Pour résoudre ce problème, J. Bahlmann dans le laboratoire de H. de Wardener refit les expériences de surcharge volémique en utilisant un liquide de perfusion en équilibre avec le sang (12). Deux protocoles furent suivis. Dans la première série d'expériences, le sang du chien circulait pendant au moins 75 minutes à travers un réservoir contenant la solution à perfuser enrichie en albumine. Ainsi le sang de l'animal s'équilibrait avec le liquide contenu dans le réservoir. Le sang du réservoir était ensuite transfusé au chien (Fig. 2).

 

 

La deuxième série d'expériences consista en des circulations croisées entre deux chiens de taille différente à des débits dans les deux sens de 200-300 ml/min. Après 45 minutes, le tube amenant le sang du petit chien au gros chien était fermé.

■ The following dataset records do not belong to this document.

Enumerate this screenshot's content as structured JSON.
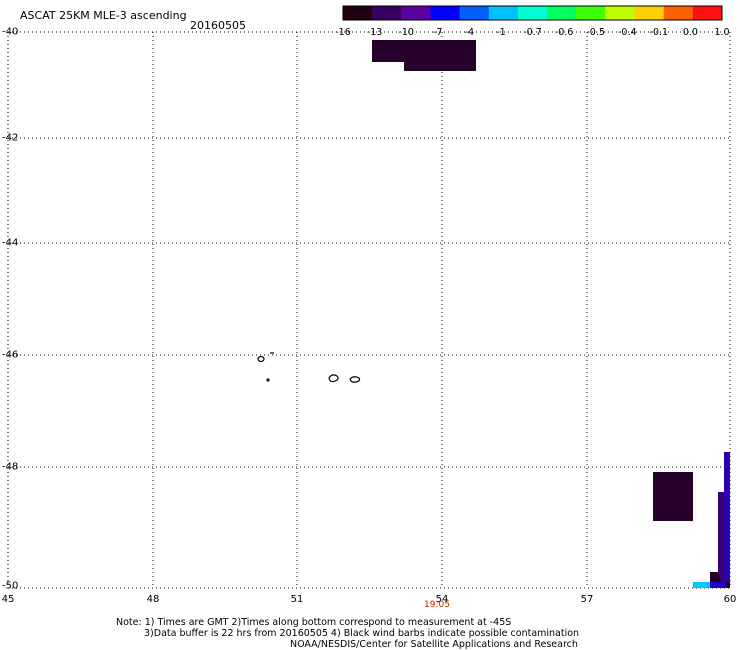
{
  "header": {
    "title": "ASCAT 25KM MLE-3 ascending",
    "date": "20160505"
  },
  "colorbar": {
    "labels": [
      "-16",
      "-13",
      "-10",
      "-7",
      "-4",
      "-1",
      "-0.7",
      "-0.6",
      "-0.5",
      "-0.4",
      "-0.1",
      "0.0",
      "1.0"
    ],
    "colors": [
      "#200010",
      "#3a0060",
      "#5a00a0",
      "#0000ff",
      "#0060ff",
      "#00c0ff",
      "#00ffd0",
      "#00ff60",
      "#40ff00",
      "#c0ff00",
      "#ffd000",
      "#ff6000",
      "#ff1010"
    ]
  },
  "map": {
    "lon_range": [
      45,
      60
    ],
    "lat_range": [
      -50,
      -40
    ],
    "x_ticks": [
      "45",
      "48",
      "51",
      "54",
      "57",
      "60"
    ],
    "y_ticks": [
      "-40",
      "-42",
      "-44",
      "-46",
      "-48",
      "-50"
    ],
    "time_label": "19:05"
  },
  "notes": {
    "line1": "Note: 1) Times are GMT 2)Times along bottom correspond to measurement at -45S",
    "line2": "3)Data buffer is 22 hrs from 20160505 4) Black wind barbs indicate possible contamination",
    "line3": "NOAA/NESDIS/Center for Satellite Applications and Research"
  },
  "colors": {
    "swath_dark": "#26002a",
    "swath_purple": "#4a0090",
    "swath_blue": "#2000c0",
    "swath_cyan": "#00c8ff",
    "time_label": "#cc2200"
  }
}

Dans les 5 minutes suivantes, le sang continuait à passer du gros chien au petit chien, ce qui conduisait à une augmentation du volume sanguin chez ce dernier d'environ 40%. Dans les deux séries d'expériences, les animaux recevaient de l'acétate de désoxycorticostérone et de l'hormone antidiurétique. De plus, un lacet placé autour de l'aorte thoracique permettait en le serrant de diminuer la pression de perfusion rénale. Enfin, l'urine était recueiIlie séparément dans les deux uretères et un rein était dénervé, l'autre gardant son innervation intacte. En plus de l'excrétion rénale du sodium, la filtration glomérulaire et le flux plasmatique rénal étaient mesurés par la clairance de l'inuline et celle du PAH, respectivement. L'ensemble de ces expériences montrèrent que l'augmentation de la volémie élevait l'excrétion rénale du sodium indépendamment de la dilution du sang, d'une augmentation de la pression de perfusion ou d'un changement d'activité des nerfs rénaux.

     

Le coeur considéré comme glande endocrine

Les oreillettes des mammifères contiennent des granules de sécrétion semblables à ceux observés dans les glandes endocrines. Ces granules sont absents dans les ventricules. Leur distribution entre les deux oreillettes varie d'une espèce à l'autre. Les premiers à les reconnaître furent Jamieson et Palade (13). Mais leur nombre dépend de la teneur en sodium du régime. C'est Marie, Guillemot et Hatt qui attirèrent l'attention sur la relation entre le nombre des granules de sécrétion et la surcharge ou la déplétion en sodium (14). Ils trouvèrent en effet que ce nombre varie en fonction inverse de l'apport en eau et en sodium, ce qui suggère que l'augmentation du volume extracellulaire entraîne la sécrétion et donc la moindre densité de ces granules spécifiques (Tableau 1).